# Changing wheels on a bench grinder



## Smile_n_Nod (Jan 20, 2011)

I need to change the wheel on my bench grinder. I've remove the shield around it and am ready to loosen the nut that holds the wheel in place. The problem is that I can't figure out how to keep the wheel from rotating while I loosen the nut. On a lawn mover or circular saw I can brace the cutting blade with a piece of wood, but a grinding wheel is smooth so there's nothing to stop it turning. Is there a "trick" to doing this, or should I just hold on the best I can with one hand while using a wrench to loosen the nut with the other hand?


----------



## saddletramp (Mar 6, 2011)

I generally hold the opposite wheel while I loosen the nut.


----------



## BillWhite (Jul 23, 2007)

Hold the other wheel or hold the wheel to be changed with a rag/shop towel jambed against the tool rest.
Don't get too rough with the job and, when the old wheel is removed, ya might wanna lube the grinder shaft with an anti-sieze compound. Do not over tighten the nut when installing the new wheel. Normal spin will keep the nut tight.
Bill


----------



## mveach (Nov 16, 2011)

If the nut has become very tight, just tap the wrench with a mallet. I also ring a new stone before installing it. Put a nail or other metal object through the boor and tap the stone on the side lightly with another small metal object. An old timer showed me this many years ago and I still do it every time I change the stone.


----------



## TopamaxSurvivor (May 2, 2008)

mveach, What is that supposed to do?


----------



## WoodKutter (Nov 27, 2008)

Remember also that the right wheel has right hand threads and the left wheel has left hand threads. I hold the other wheel with my hand also. Doesn't always work, just most of the time.

mveach is correct about ringing a wheel. when tapping the wheel lightly, you want to hear a nice ring to it. If it sounds dull or flat, the wheel has a fault in it and may come apart during use.


----------



## Danpaddles (Jan 26, 2012)

I always stand off to the side when I mount a wheel, the first time I power up. Either a new, stone or one that has not been used for a while. The bond that holds the grit together can be attacked chemically, or physically.


----------



## TopamaxSurvivor (May 2, 2008)

How do you tell if you can't hear those sounds? ;-((


----------



## ksSlim (Jun 27, 2010)

^Topa…don't stand in front of the grinder so as not be be there when the wheel flies apart.
Otherwise it takes a looong time to typ without stakes.


----------



## TopamaxSurvivor (May 2, 2008)

I don't stand directly in line with anything when it starts up, especially large amp electrical switches or any 480 device.

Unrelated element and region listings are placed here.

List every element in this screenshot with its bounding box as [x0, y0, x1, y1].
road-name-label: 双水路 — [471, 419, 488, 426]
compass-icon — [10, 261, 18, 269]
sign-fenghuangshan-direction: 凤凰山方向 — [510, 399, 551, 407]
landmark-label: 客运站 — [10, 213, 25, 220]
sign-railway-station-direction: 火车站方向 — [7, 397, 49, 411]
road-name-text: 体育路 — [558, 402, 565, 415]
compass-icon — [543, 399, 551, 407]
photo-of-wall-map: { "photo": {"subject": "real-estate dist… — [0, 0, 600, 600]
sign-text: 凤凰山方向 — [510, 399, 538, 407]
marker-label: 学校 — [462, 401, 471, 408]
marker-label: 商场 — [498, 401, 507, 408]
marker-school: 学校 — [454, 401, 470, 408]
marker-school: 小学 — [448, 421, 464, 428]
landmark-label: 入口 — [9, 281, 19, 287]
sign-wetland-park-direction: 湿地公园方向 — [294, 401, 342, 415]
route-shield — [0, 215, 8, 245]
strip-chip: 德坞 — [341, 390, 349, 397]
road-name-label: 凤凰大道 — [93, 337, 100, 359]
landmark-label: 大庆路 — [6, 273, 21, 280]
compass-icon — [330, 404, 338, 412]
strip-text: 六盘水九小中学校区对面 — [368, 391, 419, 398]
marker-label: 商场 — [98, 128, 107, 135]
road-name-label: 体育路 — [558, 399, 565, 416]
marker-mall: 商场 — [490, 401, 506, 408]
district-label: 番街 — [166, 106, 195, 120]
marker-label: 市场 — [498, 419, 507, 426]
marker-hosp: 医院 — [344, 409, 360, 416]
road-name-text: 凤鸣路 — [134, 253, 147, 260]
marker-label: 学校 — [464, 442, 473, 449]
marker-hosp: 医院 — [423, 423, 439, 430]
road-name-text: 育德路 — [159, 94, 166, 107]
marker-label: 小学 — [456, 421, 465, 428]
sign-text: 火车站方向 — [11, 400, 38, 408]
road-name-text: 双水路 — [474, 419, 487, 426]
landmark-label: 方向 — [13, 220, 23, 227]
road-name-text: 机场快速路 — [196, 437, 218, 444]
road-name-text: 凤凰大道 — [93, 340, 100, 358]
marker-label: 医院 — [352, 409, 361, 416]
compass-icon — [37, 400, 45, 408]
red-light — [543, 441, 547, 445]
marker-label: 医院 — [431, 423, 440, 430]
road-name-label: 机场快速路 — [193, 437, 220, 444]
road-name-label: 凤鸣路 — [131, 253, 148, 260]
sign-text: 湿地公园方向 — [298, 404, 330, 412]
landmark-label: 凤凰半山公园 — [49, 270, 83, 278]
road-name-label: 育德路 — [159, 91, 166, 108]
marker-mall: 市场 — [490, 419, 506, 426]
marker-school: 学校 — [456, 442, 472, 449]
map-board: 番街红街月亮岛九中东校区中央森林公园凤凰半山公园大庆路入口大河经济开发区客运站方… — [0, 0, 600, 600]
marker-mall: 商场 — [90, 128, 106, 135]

Saved me a lot of grief more than once ;-))

As a side note; a fellow I once did work for was standing in front of a 480 volt motor starter that was tripping a circuit breaker. He reset it and tried it, it tripped. He did it again and it tripped. He did it again, the starter blew up, the door flew open and took off a little piece of his ear! He was very lucky!


----------



## Smile_n_Nod (Jan 20, 2011)

I didn't realize the left wheel uses a left-hand thread. It seems like I should be able to use one wrench to hold the nut on one side while I loosen the nut with another wrench on the opposite side.


----------